Le fil

Je prenais une bobine de fil pour en faire des rayons laser.

Tia, ma grand-tante, vivait avec nous. Elle avait emménagé avec mes parents au bout de leur premier anniversaire de mariage. Ils l’avaient recueillie avec eux de peur qu’elle ne refasse un infarctus. Elle avait besoin de toute leur attention. C’était en 1975.
Elle a vécu avec nous jusqu’à ses 96 ans. C’était en 1999.
Les familles espagnoles ça ne se refait pas.

Tia participait néanmoins aux taches ménagères : elle enlevait la poussière et cousait. Elle faisait aussi la cuisine une fois par an. Pour chaque Vendredi Saint elle nous préparait sa morue à la sauce tomate. Une fois par an c’est délicieux. Plus qu’être délicieux, c’est un rituel.

L’après-midi elle jouait et rejouait sans cesse les mêmes airs sur le vieux piano inaccordable.

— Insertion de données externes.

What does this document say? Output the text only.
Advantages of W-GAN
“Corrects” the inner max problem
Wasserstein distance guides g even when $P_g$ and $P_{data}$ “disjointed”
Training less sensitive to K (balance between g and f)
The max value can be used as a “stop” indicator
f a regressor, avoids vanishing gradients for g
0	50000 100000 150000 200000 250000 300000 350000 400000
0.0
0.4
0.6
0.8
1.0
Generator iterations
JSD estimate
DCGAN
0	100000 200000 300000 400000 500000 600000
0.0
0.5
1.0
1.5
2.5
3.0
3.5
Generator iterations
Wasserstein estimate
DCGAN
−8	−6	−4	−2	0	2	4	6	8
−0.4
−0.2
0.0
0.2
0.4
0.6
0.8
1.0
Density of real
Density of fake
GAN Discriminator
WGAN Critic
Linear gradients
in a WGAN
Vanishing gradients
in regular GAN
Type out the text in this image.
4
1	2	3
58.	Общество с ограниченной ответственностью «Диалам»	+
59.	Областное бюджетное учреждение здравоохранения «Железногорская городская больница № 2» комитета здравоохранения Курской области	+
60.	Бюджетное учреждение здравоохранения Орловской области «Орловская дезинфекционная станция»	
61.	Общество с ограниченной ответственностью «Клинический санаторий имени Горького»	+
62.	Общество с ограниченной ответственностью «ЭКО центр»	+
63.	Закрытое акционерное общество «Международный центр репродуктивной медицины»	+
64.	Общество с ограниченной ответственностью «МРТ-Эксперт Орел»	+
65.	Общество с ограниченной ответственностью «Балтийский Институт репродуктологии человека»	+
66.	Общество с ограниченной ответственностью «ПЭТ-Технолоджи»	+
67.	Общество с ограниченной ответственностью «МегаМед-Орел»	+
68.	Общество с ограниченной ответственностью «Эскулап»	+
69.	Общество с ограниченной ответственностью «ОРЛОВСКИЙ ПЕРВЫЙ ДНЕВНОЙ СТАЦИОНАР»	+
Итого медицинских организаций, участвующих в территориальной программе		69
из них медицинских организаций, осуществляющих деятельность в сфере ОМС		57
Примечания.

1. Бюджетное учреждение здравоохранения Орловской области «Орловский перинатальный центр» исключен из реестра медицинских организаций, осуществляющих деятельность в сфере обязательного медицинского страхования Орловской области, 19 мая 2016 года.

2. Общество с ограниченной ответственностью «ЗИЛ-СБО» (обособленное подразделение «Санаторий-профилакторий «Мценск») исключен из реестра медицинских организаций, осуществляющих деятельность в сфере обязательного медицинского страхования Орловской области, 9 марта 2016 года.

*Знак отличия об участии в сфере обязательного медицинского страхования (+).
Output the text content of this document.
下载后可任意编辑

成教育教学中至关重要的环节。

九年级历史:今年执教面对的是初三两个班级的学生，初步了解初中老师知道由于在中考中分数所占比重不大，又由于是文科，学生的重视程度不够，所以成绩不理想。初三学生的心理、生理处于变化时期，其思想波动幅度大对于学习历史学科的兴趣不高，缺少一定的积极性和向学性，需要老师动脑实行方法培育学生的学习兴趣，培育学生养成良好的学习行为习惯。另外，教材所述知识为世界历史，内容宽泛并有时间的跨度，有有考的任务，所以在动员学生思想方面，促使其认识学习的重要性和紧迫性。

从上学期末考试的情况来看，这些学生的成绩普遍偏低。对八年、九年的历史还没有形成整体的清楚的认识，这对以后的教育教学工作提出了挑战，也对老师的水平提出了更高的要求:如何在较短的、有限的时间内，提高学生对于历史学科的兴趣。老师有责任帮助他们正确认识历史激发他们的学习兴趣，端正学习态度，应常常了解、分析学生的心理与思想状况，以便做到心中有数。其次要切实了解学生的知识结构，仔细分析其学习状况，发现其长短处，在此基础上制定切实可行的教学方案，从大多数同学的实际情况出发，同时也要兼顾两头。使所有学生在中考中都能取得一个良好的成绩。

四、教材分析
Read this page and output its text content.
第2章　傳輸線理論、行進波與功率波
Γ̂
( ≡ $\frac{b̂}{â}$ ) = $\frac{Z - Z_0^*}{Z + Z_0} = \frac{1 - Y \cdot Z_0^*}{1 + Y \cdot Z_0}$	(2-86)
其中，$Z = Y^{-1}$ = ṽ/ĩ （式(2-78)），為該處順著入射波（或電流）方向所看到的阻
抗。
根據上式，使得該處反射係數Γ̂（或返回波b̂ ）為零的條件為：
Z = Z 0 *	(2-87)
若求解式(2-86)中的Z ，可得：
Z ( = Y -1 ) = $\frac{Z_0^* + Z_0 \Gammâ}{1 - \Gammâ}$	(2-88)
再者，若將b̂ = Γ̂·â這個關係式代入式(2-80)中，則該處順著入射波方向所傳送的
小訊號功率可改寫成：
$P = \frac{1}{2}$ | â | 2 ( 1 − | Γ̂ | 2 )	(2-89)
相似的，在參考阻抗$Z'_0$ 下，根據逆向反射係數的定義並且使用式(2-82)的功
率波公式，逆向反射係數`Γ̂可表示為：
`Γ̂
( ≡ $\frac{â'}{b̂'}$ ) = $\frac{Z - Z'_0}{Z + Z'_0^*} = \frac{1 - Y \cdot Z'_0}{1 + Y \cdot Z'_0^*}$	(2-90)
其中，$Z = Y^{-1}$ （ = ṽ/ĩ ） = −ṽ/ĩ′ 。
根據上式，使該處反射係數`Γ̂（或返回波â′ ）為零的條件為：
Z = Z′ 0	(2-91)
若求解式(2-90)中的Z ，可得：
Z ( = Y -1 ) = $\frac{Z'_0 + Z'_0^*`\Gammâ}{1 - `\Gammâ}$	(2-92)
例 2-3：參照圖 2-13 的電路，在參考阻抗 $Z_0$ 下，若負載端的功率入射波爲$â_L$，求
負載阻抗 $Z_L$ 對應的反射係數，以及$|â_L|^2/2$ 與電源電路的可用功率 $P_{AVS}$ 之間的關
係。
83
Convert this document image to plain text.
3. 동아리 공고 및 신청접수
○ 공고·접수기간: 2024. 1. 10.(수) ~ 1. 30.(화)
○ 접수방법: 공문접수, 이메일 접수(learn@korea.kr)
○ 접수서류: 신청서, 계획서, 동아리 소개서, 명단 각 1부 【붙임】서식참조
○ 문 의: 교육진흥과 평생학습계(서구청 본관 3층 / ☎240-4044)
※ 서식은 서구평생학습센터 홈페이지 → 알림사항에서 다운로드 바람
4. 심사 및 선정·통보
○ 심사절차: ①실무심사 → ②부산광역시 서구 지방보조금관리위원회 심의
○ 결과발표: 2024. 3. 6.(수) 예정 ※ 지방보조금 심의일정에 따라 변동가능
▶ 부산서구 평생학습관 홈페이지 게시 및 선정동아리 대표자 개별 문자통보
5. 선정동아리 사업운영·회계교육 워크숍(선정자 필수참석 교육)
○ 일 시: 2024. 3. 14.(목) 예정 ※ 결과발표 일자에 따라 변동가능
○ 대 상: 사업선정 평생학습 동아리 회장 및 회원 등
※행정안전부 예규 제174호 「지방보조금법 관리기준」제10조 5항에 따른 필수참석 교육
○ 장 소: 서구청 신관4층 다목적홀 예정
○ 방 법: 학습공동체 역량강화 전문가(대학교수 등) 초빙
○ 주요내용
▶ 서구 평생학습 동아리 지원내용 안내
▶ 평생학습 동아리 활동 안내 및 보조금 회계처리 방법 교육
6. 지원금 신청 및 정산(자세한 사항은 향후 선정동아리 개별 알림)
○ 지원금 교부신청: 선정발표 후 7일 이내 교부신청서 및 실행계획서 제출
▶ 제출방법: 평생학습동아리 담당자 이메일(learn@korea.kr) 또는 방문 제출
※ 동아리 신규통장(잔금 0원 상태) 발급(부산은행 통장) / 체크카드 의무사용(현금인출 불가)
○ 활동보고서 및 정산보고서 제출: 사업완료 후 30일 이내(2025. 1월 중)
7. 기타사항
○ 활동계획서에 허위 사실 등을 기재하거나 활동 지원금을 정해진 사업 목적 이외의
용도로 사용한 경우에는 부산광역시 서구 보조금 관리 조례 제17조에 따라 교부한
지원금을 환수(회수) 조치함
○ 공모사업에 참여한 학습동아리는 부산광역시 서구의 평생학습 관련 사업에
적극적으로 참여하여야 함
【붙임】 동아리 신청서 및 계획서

La Polonaise de Chopin notamment, en se trompant toujours sur les mêmes notes bien entendu. Lorsqu’on essaye de se concentrer sur les équations-bilan ce n’est pas évident.
Elle cousait mieux qu’elle ne jouait au piano.

L’année de mon CE2, elle me cousit un costume des Tortues Ninja. J’étais Michelangelo avec mon loup orange, ma carapace matelassée et mon nunchaku en papier journal recouvert de cuir noir. J’avais fait fureur dans la cour de récré !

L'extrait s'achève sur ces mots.